Le difficoltà che viviamo, ci assediano; c’è qualcuno che ci dice: vogliamo dire “basta”? Non sarà sufficiente la sofferenza, la privazione di affetto, di comprensione (il pane rappresenta questo: è qualcosa che ti da un po’ di calore umano)? Non sarà che adesso ne hai abbastanza? Se tu dici “amen” a questo pensiero, tutto diventa brutto; tua moglie diventa peggiore di più di quella che prima pensavi che fosse; la tua vita, con il traffico che si mobilita contro di te, ti spinge a pensare che forse è bene che tu traslochi in Australia.

Questi pensieri ti dicono che sei andato oltre, che non se ne può più; allora tu ti senti ingiustamente trattato e farai giustizia , perché ti esplode una rabbia terribile. Il Vangelo dice che questo procedimento viene dal demonio e noi stiamo completamente senza antivirus; ci arriva di tutto, perché questi discorsi li facciamo raramente.

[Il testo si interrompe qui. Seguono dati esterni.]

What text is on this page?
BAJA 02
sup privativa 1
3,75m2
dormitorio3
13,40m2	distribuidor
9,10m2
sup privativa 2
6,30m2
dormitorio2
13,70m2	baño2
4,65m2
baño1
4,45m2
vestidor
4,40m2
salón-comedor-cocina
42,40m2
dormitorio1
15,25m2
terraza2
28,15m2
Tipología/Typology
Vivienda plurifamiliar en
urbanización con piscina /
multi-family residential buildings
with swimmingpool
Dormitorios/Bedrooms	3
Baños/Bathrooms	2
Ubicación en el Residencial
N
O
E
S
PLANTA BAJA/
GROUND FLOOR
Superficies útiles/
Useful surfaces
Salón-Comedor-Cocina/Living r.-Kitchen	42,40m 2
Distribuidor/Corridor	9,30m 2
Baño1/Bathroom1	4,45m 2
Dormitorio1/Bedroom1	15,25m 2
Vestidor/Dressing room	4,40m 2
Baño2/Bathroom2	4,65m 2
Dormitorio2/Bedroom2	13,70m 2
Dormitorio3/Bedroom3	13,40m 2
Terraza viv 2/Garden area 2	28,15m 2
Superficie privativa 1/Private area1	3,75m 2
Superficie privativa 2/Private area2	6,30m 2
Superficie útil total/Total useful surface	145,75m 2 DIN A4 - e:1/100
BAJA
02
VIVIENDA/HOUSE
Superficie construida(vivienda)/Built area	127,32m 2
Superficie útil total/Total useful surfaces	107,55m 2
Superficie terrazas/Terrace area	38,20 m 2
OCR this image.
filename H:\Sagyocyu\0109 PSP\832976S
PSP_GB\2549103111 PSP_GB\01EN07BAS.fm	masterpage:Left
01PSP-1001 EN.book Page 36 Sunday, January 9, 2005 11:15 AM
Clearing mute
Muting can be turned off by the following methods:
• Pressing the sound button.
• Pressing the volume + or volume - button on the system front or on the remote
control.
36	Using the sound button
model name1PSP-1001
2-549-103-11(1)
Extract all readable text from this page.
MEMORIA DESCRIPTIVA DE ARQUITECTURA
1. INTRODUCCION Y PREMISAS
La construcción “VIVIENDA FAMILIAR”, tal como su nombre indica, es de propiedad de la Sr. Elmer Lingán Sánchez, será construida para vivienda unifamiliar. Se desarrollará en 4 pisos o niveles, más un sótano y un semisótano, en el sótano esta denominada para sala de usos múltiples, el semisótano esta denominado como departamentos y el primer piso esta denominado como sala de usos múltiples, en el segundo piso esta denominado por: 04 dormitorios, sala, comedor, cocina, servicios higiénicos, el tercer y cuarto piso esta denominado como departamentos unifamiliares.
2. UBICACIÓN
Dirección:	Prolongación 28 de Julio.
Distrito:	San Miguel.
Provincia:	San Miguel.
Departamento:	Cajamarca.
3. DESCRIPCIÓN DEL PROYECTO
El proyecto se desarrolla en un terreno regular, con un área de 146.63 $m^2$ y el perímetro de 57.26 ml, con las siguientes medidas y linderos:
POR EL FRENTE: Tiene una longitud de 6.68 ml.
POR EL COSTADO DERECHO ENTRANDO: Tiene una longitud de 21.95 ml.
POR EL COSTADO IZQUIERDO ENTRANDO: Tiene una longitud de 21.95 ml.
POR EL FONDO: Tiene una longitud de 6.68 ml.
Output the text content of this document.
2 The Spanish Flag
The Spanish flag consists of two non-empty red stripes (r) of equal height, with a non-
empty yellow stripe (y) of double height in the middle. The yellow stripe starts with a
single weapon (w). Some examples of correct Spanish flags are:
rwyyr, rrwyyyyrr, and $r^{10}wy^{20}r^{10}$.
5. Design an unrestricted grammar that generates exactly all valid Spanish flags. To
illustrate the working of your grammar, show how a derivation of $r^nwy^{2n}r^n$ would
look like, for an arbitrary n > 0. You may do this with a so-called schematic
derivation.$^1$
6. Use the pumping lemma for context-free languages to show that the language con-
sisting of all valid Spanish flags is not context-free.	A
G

Certamente ci sono alcuni di voi che fanno un cammino di fede importante, in cui questo tipo di discorso è in atto; però per la maggioranza delle persone succede che siccome non credono a Dio e non credono al demonio, il demonio non c’è; non è che siccome io non mi interesso del demonio, il demonio non si interessa di me, anzi. Quindi lui agisce in me, senza di me, senza che io capisca che in realtà lui stia dialogando con me: io non mi rendo conto che sto dialogando con lui, per cui ci vuole questo discorso che si chiama appunto il discernimento degli spiriti.